How Ireland’s smallest mammal, the pygmy shrew, is quietly and quickly disappearing from our landscape - new research study led by Atlantic Technological University (ATU)
Scientists from Atlantic Technological University (ATU) and South-East Technological University (SETU) in Ireland have identified how our smallest mammal, the pygmy shrew, is disappearing because it is being outcompeted for insect food by the recent arrival of the invasive greater white-toothed shrew.
“Invasive species are one of the leading causes of species extinctions globally, with over 80% of extinctions on islands being due to these invasions,” explains Irish mammal expert Dr Allan McDevitt of ATU’s Department of Natural Sciences and the Environment (Galway campus).
“In 2007, Ireland gained a new small mammal, the greater white-toothed shrew. At first it was thought that this might be beneficial to the island as an additional prey item for birds of prey and carnivores like red foxes. However, it quickly became apparent that it was causing a problem for Ireland’s only shrew, the tiny pygmy shrew”.
“We discovered that the native pygmy shrew was disappearing in Ireland whenever it came into contact with the new invasive shrew. We didn’t know how this was happening given that the two species normally live together in Europe.”
The invasive greater white-toothed shrew is about three times larger than the native pygmy shrew. This group of scientists decided to investigate if the two species were competing for similar food, possibly leading one to outcompete the other.
“Rather than having to sort through insect body parts, we used DNA from the remains of insects in their stomachs to determine what they both had been eating,” says Dr Samuel Browett, lecturer in SETU’s School of Science and Computing (Waterford). “This allowed us to confidently identify what insect groups both were eating.”
The researchers found that the invasive shrew eats larger insects initially but then switches to the smaller insects that the pygmy shrew relies on to survive. This then leads to the native pygmy shrew being replaced.
“The pygmy shrew needs to eat more than its body weight in insects each day to survive. If this new shrew species is coming in and taking away its primary food sources, the pygmy shrew will struggle to live along side it. We have found that the native pygmy shrew vanishes in as little as a year after first encountering the new species,” states Dr McDevitt, who has been working on shrews in Ireland for 20 years.
“We also have the additional concern here that this invasive shrew may be altering the make-up of Ireland’s insect communities,” says Dr Browett. “This invasive species reaches high numbers so may be removing many of the larger insect species first in the undergrowth before moving on to the smaller species. This requires urgent attention given that we know insects are declining globally and this may have knock-on effects on other species in the Irish ecosystem”.

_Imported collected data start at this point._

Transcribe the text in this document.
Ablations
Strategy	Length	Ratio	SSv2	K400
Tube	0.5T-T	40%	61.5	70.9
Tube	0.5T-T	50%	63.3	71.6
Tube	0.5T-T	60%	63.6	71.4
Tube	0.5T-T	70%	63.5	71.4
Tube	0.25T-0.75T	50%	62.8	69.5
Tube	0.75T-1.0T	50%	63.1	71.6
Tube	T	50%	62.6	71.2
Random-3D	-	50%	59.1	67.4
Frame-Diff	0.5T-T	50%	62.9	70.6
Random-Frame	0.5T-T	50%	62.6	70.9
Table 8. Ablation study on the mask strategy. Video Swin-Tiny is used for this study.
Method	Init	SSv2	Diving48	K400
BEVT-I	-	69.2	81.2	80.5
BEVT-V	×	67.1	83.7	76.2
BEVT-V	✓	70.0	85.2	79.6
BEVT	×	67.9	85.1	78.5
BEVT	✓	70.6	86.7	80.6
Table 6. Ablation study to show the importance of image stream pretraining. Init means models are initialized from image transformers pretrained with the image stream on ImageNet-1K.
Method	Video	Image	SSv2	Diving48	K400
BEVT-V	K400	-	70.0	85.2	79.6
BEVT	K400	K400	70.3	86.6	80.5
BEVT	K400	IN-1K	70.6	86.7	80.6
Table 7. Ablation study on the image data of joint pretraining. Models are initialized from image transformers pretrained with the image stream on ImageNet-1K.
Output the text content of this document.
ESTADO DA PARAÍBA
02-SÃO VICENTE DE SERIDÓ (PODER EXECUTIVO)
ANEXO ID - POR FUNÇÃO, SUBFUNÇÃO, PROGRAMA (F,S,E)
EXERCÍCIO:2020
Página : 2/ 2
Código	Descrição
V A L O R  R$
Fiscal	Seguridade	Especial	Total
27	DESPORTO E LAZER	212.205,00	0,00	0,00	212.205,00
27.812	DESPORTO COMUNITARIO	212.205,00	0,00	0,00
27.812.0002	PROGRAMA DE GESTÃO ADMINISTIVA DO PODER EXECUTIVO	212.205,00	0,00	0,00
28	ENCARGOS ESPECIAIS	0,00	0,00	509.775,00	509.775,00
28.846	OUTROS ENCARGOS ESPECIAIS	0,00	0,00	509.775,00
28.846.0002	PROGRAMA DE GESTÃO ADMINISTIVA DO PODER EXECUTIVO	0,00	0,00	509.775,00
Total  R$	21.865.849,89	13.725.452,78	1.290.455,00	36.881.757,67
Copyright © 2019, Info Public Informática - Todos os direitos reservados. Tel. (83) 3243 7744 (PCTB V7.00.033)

“We are lacking basic information around the distribution and population numbers of a lot of our smaller species in Ireland, including mammals,” says Dr McDevitt. “This invasive shrew was also very recently discovered in Britain, and we have concerns that it may have similar negative impacts there. Regular species monitoring has never been more vital for understanding and countering biodiversity loss on both local and global scales.”
“This invasive shrew is known to increasingly occupy human dwellings, so much so it is becoming a pest problem” adds Dr McDevitt.
This research paper entitled “Resource competition drives an invasion-replacement event among shrew species on an island” is now published in the Journal of Animal Ecology (Open Access) and is authored by Samuel Browett, Rebecca Synnott, Denise O’Meara (SETU), Rachael Antwis, Stephen Browett, Kevin Bown (University of Salford), Owen Wangensteen (University of Tromso), Deborah Dawson (University of Sheffield), Jeremy Searle (Cornell University), Jon Yearsley (University College Dublin) and Allan McDevitt (ATU).